Update, 6:18 p.m.: Updated to reflect new details on Alec Baldwin’s compensation from Capital One.
How long can Alec Baldwin, corporate endorsement artist, survive the bad behavior of Alec Baldwin, enraged citizen?
In recent years, Baldwin’s gig as a frontman for Capital One has proven remarkably resilient. In an age where skittish brand managers carefully monitor social media platforms for the slightest blip of displeasure from potential customers, Capital One has somewhat surprisingly stuck with Baldwin through a flurry of public controversies, including getting kicked off a plane, allegedly calling a photographer a racial epithet, leaving a furious and insulting voice mail for his daughter—and, as of last week, directing antigay slurs at a reporter he was mad at on Twitter. (He has since apologized.)
Why hasn’t Capital One dumped Baldwin the same way a handful of big brands recently dumped Paula Deen? For some conservative observers, the answer seems obvious. “Companies know the media won’t beat them up for keeping Baldwin on board, despite his violent threat and homophobic comments,” Dan Gainor, of the Media Research Center, recently told Fox News. “Why? Because he’s liberal, and the same rules don’t apply.”
So far, Capital One execs have kept mum about their reasons for not publicly cutting ties with Baldwin. A spokesperson for the bank did not reply to an e-mail seeking comment. But experienced brand managers say there’s another possible explanation for why Capital One is tolerating so much seemingly angry, offensive behavior on Baldwin’s part.
Namely, it’s not entirely out of character for the role they’re paying him to play.
Allen Adamson, of brand consultant Landor Associates, points out that Baldwin is closely associated with Jack Donaghy, the character he played for seven seasons on NBC’s (CMCSA) 30 Rock. On the sitcom, Donaghy is a conniving, hard-drinking, unapologetically retrograde business executive. Cruel and buffoonish behavior is part of his act. Fans will recall that at one point during the series, Donaghy helps create a “gay bomb” on behalf of the U.S. military; during another sequence, he smiles approvingly at a wisecrack about “gay juice.”

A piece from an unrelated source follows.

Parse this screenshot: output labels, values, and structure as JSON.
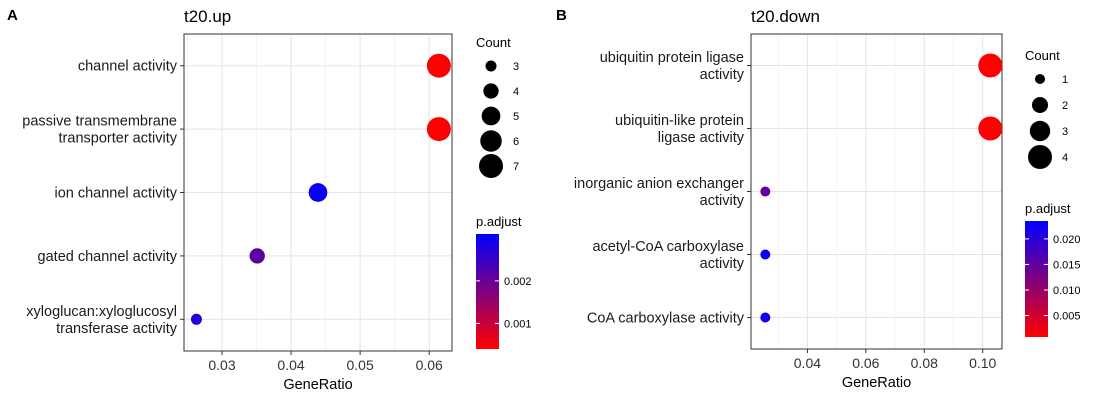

“When Capital One hired Alec, they bought all the associations that come with him,” says Adamson. “Because the 30 Rock character had such polarizing views, anything Baldwin does on Twitter—whether it’s an outrageous comment or fighting with flight attendants—it tends to line up with that character. So people tend to cut him more slack.”
Whereas Capital One pays Baldwin to look at ease goofing around with mace-wielding, pelt-wearing, stone-tossing barbarians, brands pay (or, rather, used to pay) Deen to project an aura of warmth, comfort, and Southern hospitality—an image that is diametrically at odds with some of the discomfiting allegations (PDF) that have recently surfaced in a lawsuit brought against Deen’s company by a former employee. (A spokesperson for Baldwin declined to comment but pointed out that the proceeds from Baldwin’s deal with Capital One go to charitable causes.)
All of which may help explain the apparent discrepancy in how the corporate world has reacted to Baldwin vs. Deen. “If you have the persona of being somewhat of a jerk, then you’re less a target if you do jerky things,” explains Adamson.
Richard Torrenzano, chief executive officer of the Torrenzano Group, says Baldwin is also benefiting from having done good deeds in the past within the community he most recently insulted. As a result, when Baldwin’s apology was posted on the website of GLAAD, a leading LGBT advocacy group, it was accompanied by a quote from the organization’s vice president in charge of communications, noting that “allies like Baldwin are right to use these moments to reinforce support for the community and LGBT equality.”
Even so, says Torrenzano, “brands have to make judgment calls based on the number of dollars they’ve invested in the personality, the level of the outrage, the degree of the fallout for the brand coming from the personality, and a review of all the digital chatter, especially coming from the community that has been slandered.” He adds: “They look at whether it’s better to cut their losses or keep him. Baldwin has kind of had nine lives here. At some point, it’ll catch him.”
Being known as a fictional jerk on TV, says Torrenzano, will only protect you in real life for so long.